In re BigCommerce Inc., No. 2018-120 (May 15, 2018) (Precedential) (3-0) Patent Nos. 7,770,122; 6,546,397; and 7,594,168
- Under 28 U.S.C. § 1400(b) a corporation incorporated in a state having multiple judicial districts does not “reside” in each and every judicial district in that state.
- A domestic corporation “resides” under 28 U.S.C. § 1400(b) in a state having multiple judicial districts where it maintains a principal place of business. In the absence of a principal place of business, the corporation resides in the judicial district in which it is registered.

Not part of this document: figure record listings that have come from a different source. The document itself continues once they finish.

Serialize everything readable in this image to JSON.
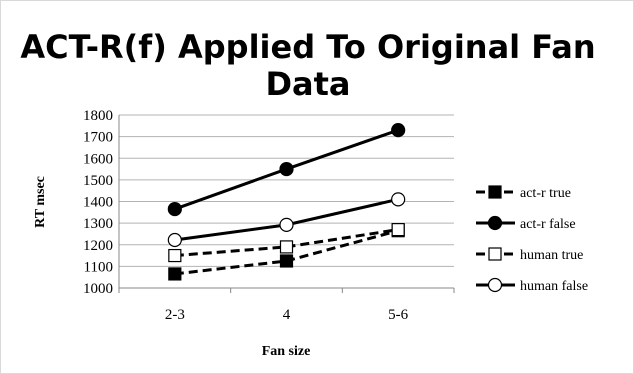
{
  "chart_data": {
    "type": "line",
    "title_line1": "ACT-R(f) Applied To Original Fan",
    "title_line2": "Data",
    "xlabel": "Fan size",
    "ylabel": "RT msec",
    "categories": [
      "2-3",
      "4",
      "5-6"
    ],
    "ylim": [
      1000,
      1800
    ],
    "yticks": [
      1000,
      1100,
      1200,
      1300,
      1400,
      1500,
      1600,
      1700,
      1800
    ],
    "grid": true,
    "legend_position": "right",
    "series": [
      {
        "name": "act-r true",
        "values": [
          1065,
          1125,
          1265
        ],
        "line": "dashed",
        "marker": "square",
        "filled": true
      },
      {
        "name": "act-r false",
        "values": [
          1365,
          1550,
          1730
        ],
        "line": "solid",
        "marker": "circle",
        "filled": true
      },
      {
        "name": "human true",
        "values": [
          1150,
          1190,
          1270
        ],
        "line": "dashed",
        "marker": "square",
        "filled": false
      },
      {
        "name": "human false",
        "values": [
          1222,
          1292,
          1410
        ],
        "line": "solid",
        "marker": "circle",
        "filled": false
      }
    ],
    "colors": {
      "line": "#000000",
      "grid": "#b3b3b3",
      "axis": "#888888"
    }
  }
}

Praxair Distribution Inc. v. Mallinckrodt Hospital Products IP Ltd., Nos. 2016-2616, 2016-2656 (May 16, 2018) (Precedential) (2-1) Patent No. 8,846,112
- Claim limitations directed to printed matter or mental steps may only be given patentable weight to distinguish over prior art in § 102 and § 103 inquiries if the printed matter or mental steps are functionally related to the substrate on which the printed matter or mental steps are applied.
Ultratec, Inc., v. Sorenson Communications, Inc., No. 2017-1161, -1225 (May 18, 2018) (Nonprecedential) Patent No. 7,660,398
- When there is a relevant change of law before entry of final judgment, a party must generally notify the district court or the party waives arguments on appeal that are based on that change in the law.
- A jury’s determination of the amount of damages and a jury’s finding that claims are nonobvious are reviewed for substantial evidence.
Endo Pharmaceuticals, Inc. v. Teva Pharmaceuticals, No. 2015-2021 et al., (May 16, 2018) (Nonprecedential) Patent Nos. 8,309,122 and 8,329,216
- The test for sufficiency of the written description is whether the disclosure of the application relied upon reasonably conveys to those skilled in the art that the inventor had possession of the claimed subject matter as of the filing date.